И это было правдой. Хроническая бессонница для сотрудников лагеря – обычное дело.
Зурен высыпал на картофель чуть ли не всю солонку. Бинц целовалась в углу со своим Эдмундом. Со стороны это смотрелась так, будто «ангел» делает «пастуху» искусственное дыхание. Бинц недавно повысили до заместителя начальника надзирательниц, но она не собиралась в честь этого жертвовать своей личной жизнью.
– Господин комендант, мне будет легче, если мы сможем решить ситуацию с «кроликами», – сказала я.
– У меня сейчас столько хлопот. Семьдесят вспомогательных лагерей, и в каждом свои проблемы. В Сименс жалуются, что заключенные мрут прямо на койках. И потом, в ситуации с «кроликами» у меня связаны руки. Меня одернули из Берлина, и с тех пор я даже не получаю отчетов о том, что происходит непосредственно в моем лагере. А Гебхардт на контакт не идет.
Зурен был против операций с вакцинами и объяснял это тем, что ему нужны полячки в качестве работниц. Гебхардт обратился к своим высокопоставленным друзьям, и Зурена поставили на место. От него потребовали лично принести извинения – а это, конечно же, было ударом по его самолюбию.
– Итак, какие последние новости? – спросил Зурен, катая вилкой картошку по тарелке.
Я не сомневалась в том, что он все видел из своего офиса, и не понимала, зачем ему нужно услышать мое мнение.
– После того как «кролики» устроили марш протеста…
– Марш? Да половина из них ходить не могут.
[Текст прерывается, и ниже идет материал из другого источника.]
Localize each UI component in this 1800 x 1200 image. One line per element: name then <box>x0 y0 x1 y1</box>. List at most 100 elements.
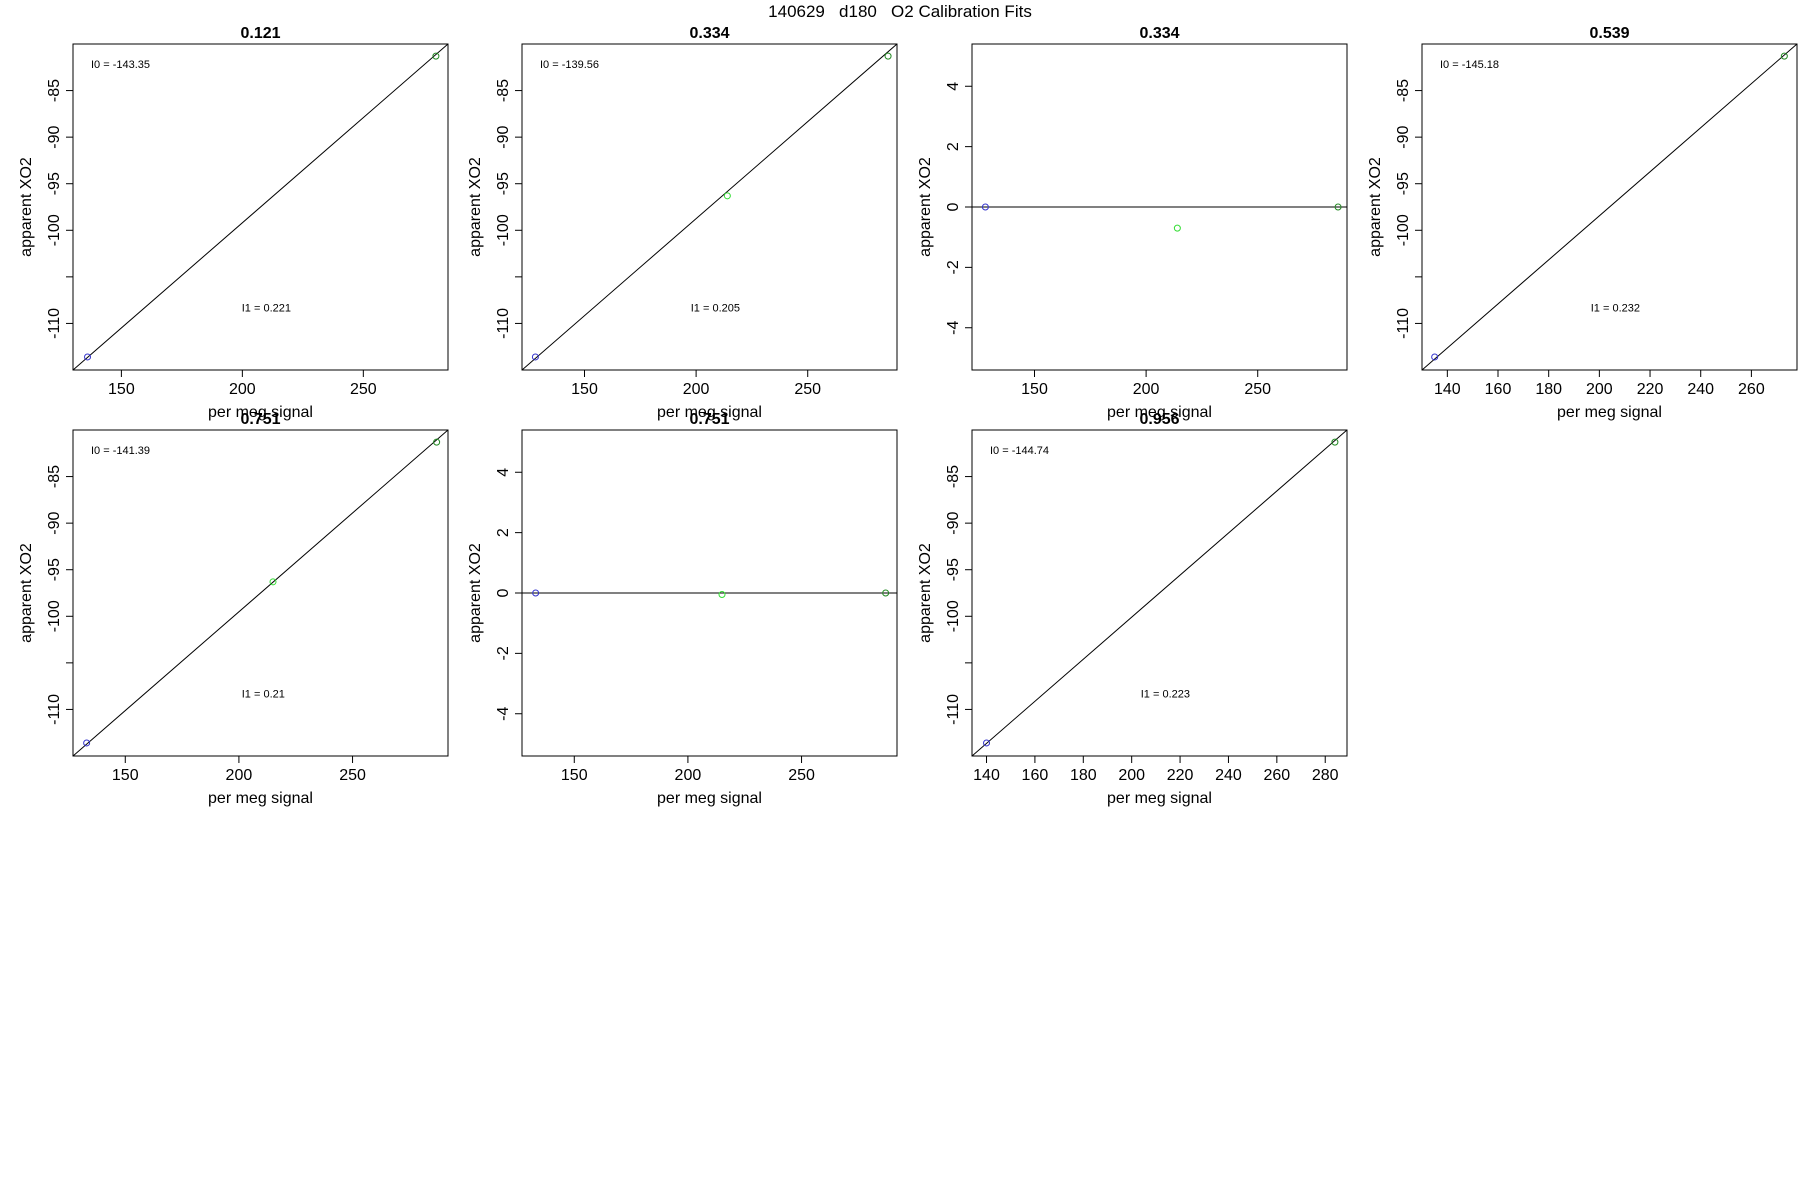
x-axis-label: per meg signal <box>208 790 313 807</box>
x-tick-label: 200 <box>229 381 256 398</box>
x-tick-label: 200 <box>683 381 710 398</box>
y-tick-label: -100 <box>1395 214 1412 246</box>
x-tick-label: 200 <box>1133 381 1160 398</box>
y-axis-label: apparent XO2 <box>467 543 484 643</box>
y-axis-label: apparent XO2 <box>18 157 35 257</box>
panel-title: 0.334 <box>689 25 729 42</box>
x-tick-label: 140 <box>1434 381 1461 398</box>
x-axis-label: per meg signal <box>208 404 313 421</box>
y-axis-label: apparent XO2 <box>917 543 934 643</box>
y-tick-label: -110 <box>945 694 962 725</box>
calibration-plot: 0.539 140 160 180 200 220 240 260 -110 -100 -95 -90… <box>1367 25 1798 421</box>
data-point <box>1780 52 1788 60</box>
y-tick-label: 0 <box>945 202 962 211</box>
fit-coefficient-label: I0 = -145.18 <box>1440 59 1499 71</box>
x-tick-label: 200 <box>1586 381 1613 398</box>
calibration-plot: 0.334 150 200 250 -110 -100 -95 -90 -85 per meg s… <box>467 25 898 421</box>
y-tick-label: -100 <box>46 600 63 632</box>
y-tick-label: -95 <box>945 558 962 581</box>
data-point <box>1173 224 1181 232</box>
data-point <box>723 192 731 200</box>
y-tick-label: -4 <box>495 707 512 721</box>
figure-title: 140629 d180 O2 Calibration Fits <box>768 2 1032 21</box>
x-tick-label: 150 <box>112 767 139 784</box>
fit-coefficient-label: I0 = -139.56 <box>540 59 599 71</box>
x-tick-label: 200 <box>226 767 253 784</box>
fit-coefficient-label: I0 = -141.39 <box>91 445 150 457</box>
data-point <box>718 591 726 599</box>
panel-title: 0.751 <box>240 411 280 428</box>
y-tick-label: -95 <box>46 558 63 581</box>
x-tick-label: 240 <box>1687 381 1714 398</box>
y-tick-label: -100 <box>46 214 63 246</box>
y-tick-label: -85 <box>945 465 962 488</box>
panel-title: 0.956 <box>1139 411 1179 428</box>
plot-frame <box>971 429 1348 757</box>
y-axis-label: apparent XO2 <box>467 157 484 257</box>
x-tick-label: 250 <box>1244 381 1271 398</box>
plot-frame <box>72 43 449 371</box>
y-tick-label: 2 <box>945 142 962 151</box>
fit-coefficient-label: I1 = 0.232 <box>1591 302 1640 314</box>
x-tick-label: 180 <box>1070 767 1097 784</box>
y-tick-label: -90 <box>46 125 63 148</box>
x-tick-label: 220 <box>1167 767 1194 784</box>
y-axis-label: apparent XO2 <box>18 543 35 643</box>
calibration-plot: 0.121 150 200 250 -110 -100 -95 -90 -85 per meg s… <box>18 25 449 421</box>
x-tick-label: 150 <box>1021 381 1048 398</box>
y-tick-label: -100 <box>495 214 512 246</box>
y-tick-label: -90 <box>945 511 962 534</box>
data-point <box>531 353 539 361</box>
calibration-plot: 0.956 140 160 180 200 220 240 260 280 -110 -100 -95… <box>917 411 1348 807</box>
y-tick-label: -85 <box>46 79 63 102</box>
y-tick-label: -85 <box>1395 79 1412 102</box>
calibration-plot: 0.751 150 200 250 -110 -100 -95 -90 -85 per meg s… <box>18 411 449 807</box>
x-tick-label: 250 <box>339 767 366 784</box>
data-point <box>983 739 991 747</box>
x-axis-label: per meg signal <box>657 404 762 421</box>
data-point <box>884 52 892 60</box>
y-tick-label: 0 <box>495 588 512 597</box>
x-tick-label: 250 <box>794 381 821 398</box>
fit-coefficient-label: I1 = 0.223 <box>1141 688 1190 700</box>
x-tick-label: 160 <box>1485 381 1512 398</box>
fit-coefficient-label: I0 = -143.35 <box>91 59 150 71</box>
y-tick-label: -85 <box>495 79 512 102</box>
y-tick-label: -95 <box>46 172 63 195</box>
fit-coefficient-label: I1 = 0.205 <box>691 302 740 314</box>
y-axis-label: apparent XO2 <box>1367 157 1384 257</box>
x-tick-label: 160 <box>1022 767 1049 784</box>
y-tick-label: -90 <box>495 125 512 148</box>
y-tick-label: -110 <box>1395 308 1412 339</box>
x-axis-label: per meg signal <box>1107 404 1212 421</box>
panel-title: 0.334 <box>1139 25 1179 42</box>
x-axis-label: per meg signal <box>657 790 762 807</box>
plot-frame <box>1421 43 1798 371</box>
x-tick-label: 150 <box>561 767 588 784</box>
x-tick-label: 180 <box>1535 381 1562 398</box>
data-point <box>269 578 277 586</box>
plot-frame <box>521 43 898 371</box>
fit-coefficient-label: I1 = 0.21 <box>242 688 285 700</box>
data-point <box>532 589 540 597</box>
x-tick-label: 200 <box>675 767 702 784</box>
y-tick-label: -2 <box>945 260 962 274</box>
x-tick-label: 260 <box>1738 381 1765 398</box>
fit-coefficient-label: I1 = 0.221 <box>242 302 291 314</box>
y-tick-label: -110 <box>495 308 512 339</box>
y-tick-label: -95 <box>1395 172 1412 195</box>
y-tick-label: -110 <box>46 694 63 725</box>
y-tick-label: -90 <box>1395 125 1412 148</box>
x-tick-label: 250 <box>788 767 815 784</box>
panel-title: 0.751 <box>689 411 729 428</box>
calibration-plot: 0.751 150 200 250 -4 -2 0 2 4 per meg signal appar… <box>467 411 898 807</box>
x-axis-label: per meg signal <box>1107 790 1212 807</box>
x-tick-label: 240 <box>1215 767 1242 784</box>
x-tick-label: 150 <box>108 381 135 398</box>
y-tick-label: -100 <box>945 600 962 632</box>
x-axis-label: per meg signal <box>1557 404 1662 421</box>
y-tick-label: -95 <box>495 172 512 195</box>
x-tick-label: 200 <box>1118 767 1145 784</box>
calibration-plot: 0.334 150 200 250 -4 -2 0 2 4 per meg signal appar… <box>917 25 1348 421</box>
fit-coefficient-label: I0 = -144.74 <box>990 445 1049 457</box>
– Тех, кто не может ходить, принесли. Они пожелали, чтобы к ним на плац вышла Бинц…
– Что-то об этом слышал.
– И передали ей манифест, в котором в письменном виде требовали прекратить операции.
– Вам повезло, что не начались беспорядки. Вы продолжаете оперировать?
– Да, но теперь в бункере. Дополнительную анестезию использовать там не могу, и нам нужна еще охрана. Весь лагерь на их стороне.
– Чем я могу помочь?
– В Берлине узнали о протесте и пересмотрели свою оценку ситуации. Гебхардт говорит, что расстрелы «кроликов» отменяются до особых указаний.
– И?
Зурен загляделся на Бинц с Эдмундом. Он меня не слушал.